Despite his inarguably pretentious film catalogue ( inarguable I say!), Sam Mendes seems to be a pretty down to earth guy on this commentary track, approaching the filming like a technical exercise, and the plotting like a puzzle. He’s joined on this track with screenwriter Justin Haythe, who’s not much of a talker. The track is surprisingly welcoming and more entertaining than the film itself, at least for a while. There’s no mention of Mad Men, and unfortunately a lack of specifics on adaptation.

Revolutionary Road
‘Lives of Quiet Desperation’ (29:00 HD) is a goofily self-important little making-of featurette that sort of skirts that line between informative and advertising. When focusing on the actual filming process the participants are pretty with-it and engaging, but when they delve into the subtext things get a little cloudy. ‘Richard Yates: The Wages of Truth’ (26:00 HD) is much more interesting to me, as an idiotically un-read moron who’s never actually heard of Yates. The author’s life and career is covered in a rather exacting fashion by friends, family, and critics. Like most talented authors the guy had his share of personal problems, and his story is a bit of a downer.

The disc is finished off with fourteen deleted scenes, all featuring optional commentary with Mendes and Haythe.
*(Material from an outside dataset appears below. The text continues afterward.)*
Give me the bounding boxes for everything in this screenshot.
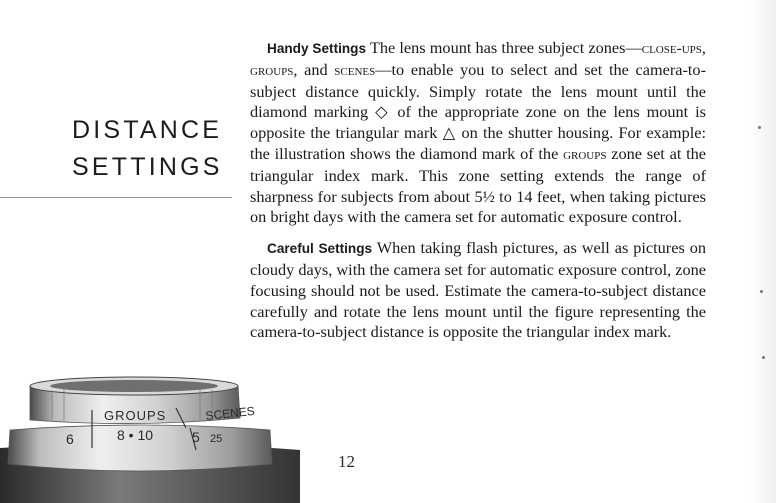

I thank God for the cutting, as the scenes would’ve made an overlong movie too brutal to watch, but I am surprised at the general quality of the scenes on the whole, and wonder about some of Mendes’ editing choices (as he does here as well).

Revolutionary Road


I’m firmly not fond of Revolutionary Road, and I think it represents a continued downward slope in director Sam Mendes’ career. The once promising first time director of American Beauty is slowing becoming a practitioner of only Stanley Kubrick’s worst elements. He seems to have forgotten any balancing lessons from one time teacher Steven Spielberg, and Revolutionary Road is the perfect representation of a cold and calculated look at an otherwise compelling subject. The parallels to AMC’s Mad Men only add to the heart ache. It’s a massive disappointment for me, though a satisfying disc in terms of audio and visual content. The extras aren’t bad either.

* Note: The images on this page are not representative of the Blu-ray release.